The likelihood of a macro slowdown later in the year motivated the addition of another stable growth company in NextEra Energy ( NEE ). NextEra operates an integrated utility business with a regulated utility operating in Florida and is the largest generator of wind-based energy in the U.S. The purchase increases our exposure to the secular growth of renewables while also adding to the defensiveness of the portfolio. NextEra is a strong operator with a well-respected management team that has consistently met or beat growth goals. On the regulated side, Florida’s population growth and favorable regulatory environment have helped the business grow revenue faster than a typical utility. The state has also been supportive of NextEra’s modernization of its infrastructure and achieving double-digit returns on those projects.
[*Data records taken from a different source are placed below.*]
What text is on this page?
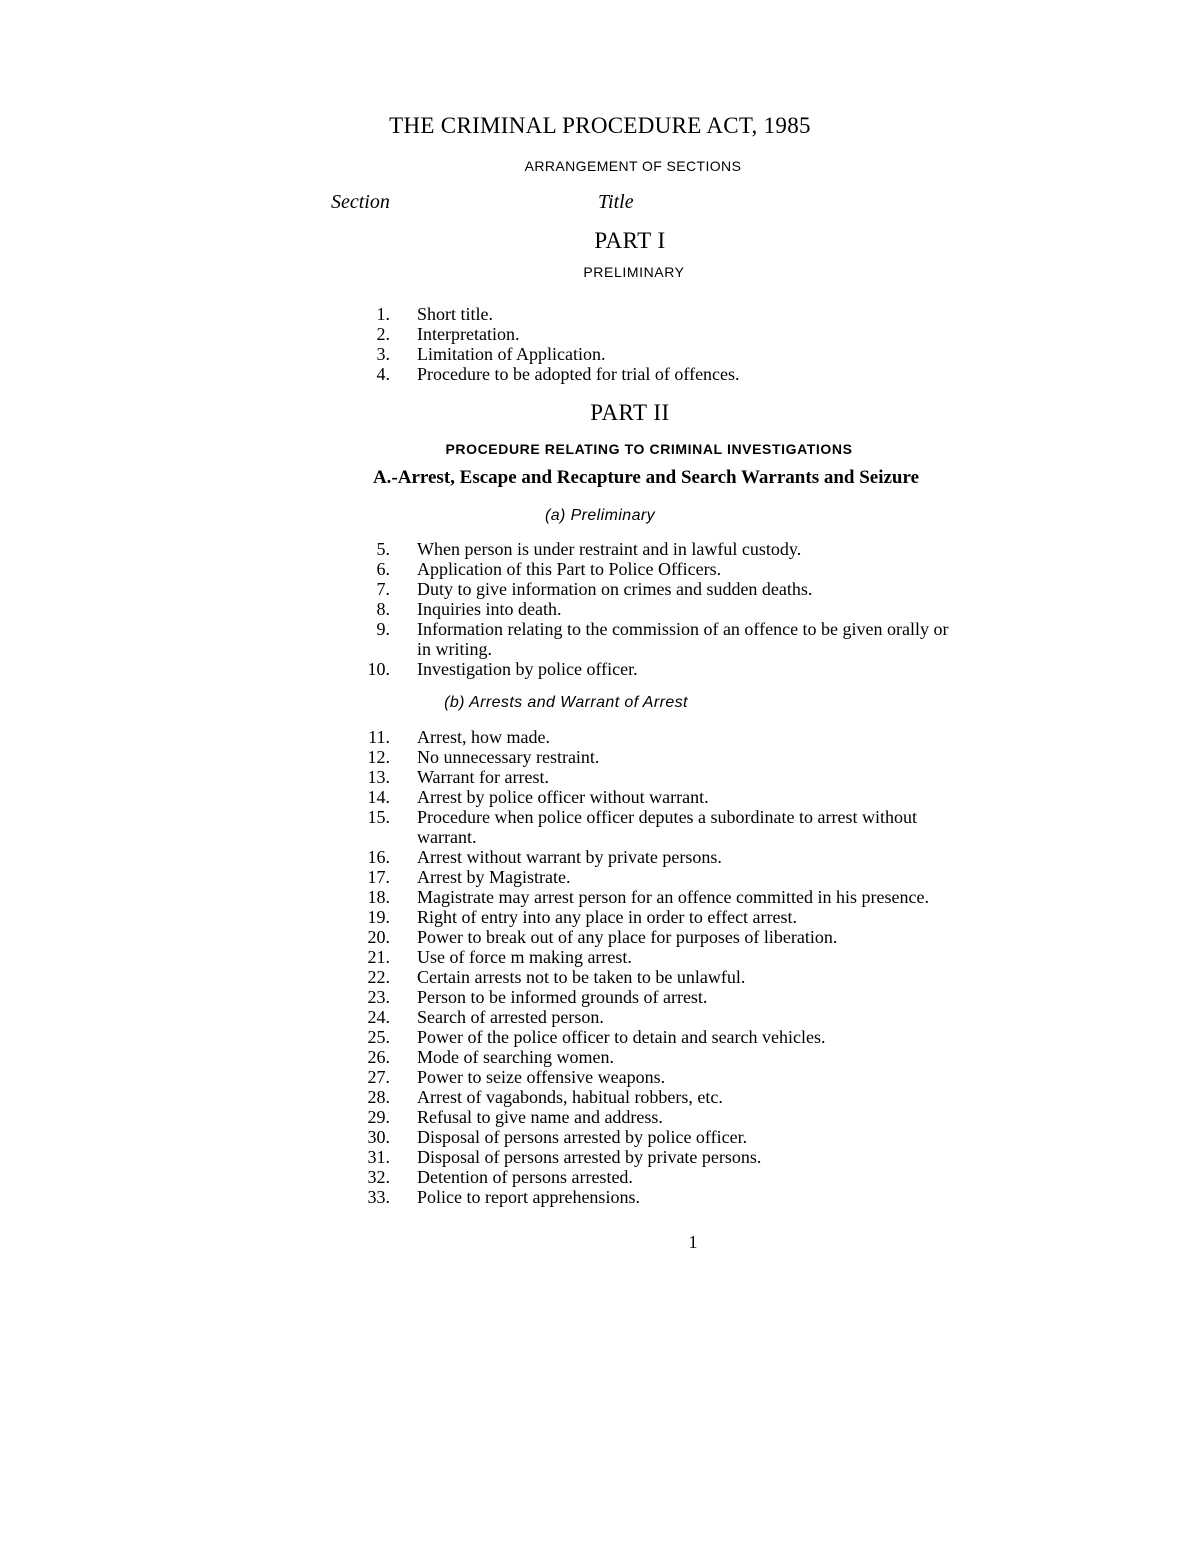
THE CRIMINAL PROCEDURE ACT, 1985
ARRANGEMENT OF SECTIONS
Section	Title
PART I
PRELIMINARY
1. Short title.
2. Interpretation.
3. Limitation of Application.
4. Procedure to be adopted for trial of offences.
PART II
PROCEDURE RELATING TO CRIMINAL INVESTIGATIONS
A.-Arrest, Escape and Recapture and Search Warrants and Seizure
(a) Preliminary
5. When person is under restraint and in lawful custody.
6. Application of this Part to Police Officers.
7. Duty to give information on crimes and sudden deaths.
8. Inquiries into death.
9. Information relating to the commission of an offence to be given orally or in writing.
10. Investigation by police officer.
(b) Arrests and Warrant of Arrest
11. Arrest, how made.
12. No unnecessary restraint.
13. Warrant for arrest.
14. Arrest by police officer without warrant.
15. Procedure when police officer deputes a subordinate to arrest without warrant.
16. Arrest without warrant by private persons.
17. Arrest by Magistrate.
18. Magistrate may arrest person for an offence committed in his presence.
19. Right of entry into any place in order to effect arrest.
20. Power to break out of any place for purposes of liberation.
21. Use of force m making arrest.
22. Certain arrests not to be taken to be unlawful.
23. Person to be informed grounds of arrest.
24. Search of arrested person.
25. Power of the police officer to detain and search vehicles.
26. Mode of searching women.
27. Power to seize offensive weapons.
28. Arrest of vagabonds, habitual robbers, etc.
29. Refusal to give name and address.
30. Disposal of persons arrested by police officer.
31. Disposal of persons arrested by private persons.
32. Detention of persons arrested.
33. Police to report apprehensions.
1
On the unregulated side, the company brings strong execution, a knowledge of renewables projects, and a solid balance sheet that can help lower its cost of capital to grow a healthy backlog of projects. We see NextEra as a leader in renewable power generation amid an environment supportive of a shift away from traditional energy sources.

While retail sales have held up with continued healthy employment growth, we remain concerned about the lagged impact of quantitative tightening and an inverted yield curve on consumer spending. We further trimmed our consumer exposure with exits from rural retailer Tractor Supply ( TSCO ) and auto parts and repair chain Advance Auto Parts ( AAP ). While Tractor Supply remains fundamentally sound, we believe its self-help thesis has played out through execution of the asset optimization projects Side Lot and Fusion. Inflation has been a tailwind to comparable sales growth and revenue could now come down faster than costs, creating earnings risks. We had purchased AAP for defensive and self-help characteristics that have not been playing out as expected. The company’s revenue resilience is intact but with less margin expansion because of only modest operational improvements and rival O’Reilly Automotive ( ORLY ) discounting to gain share.

Outlook

Employment drives spending and the resilient job market continues to support sales. While the Fed can make it more expensive for companies to hire, policymakers cannot control jobs and when employment finally breaks, we believe spending will pull back meaningfully. Inflation has been persistent in the economy long enough to divide the growth universe between companies that have established and maintain pricing power (and subsequently revenue growth) and those that have not. We believe goods producers, particularly softline retailers, are particularly vulnerable at this stage in the economic cycle. While we do not own any of these companies, our concern about a rollover in consumer spending has caused us to become selective in what we do own across both the consumer discretionary and consumer staples sectors. We continue to have confidence in Nike ( NKE ), which has proven to be an outlier in its ability to take price, as well as newer position Estee Lauder ( EL ), which has held up well in the beauty space but has yet to realize the growth we had expected from the reopening of China.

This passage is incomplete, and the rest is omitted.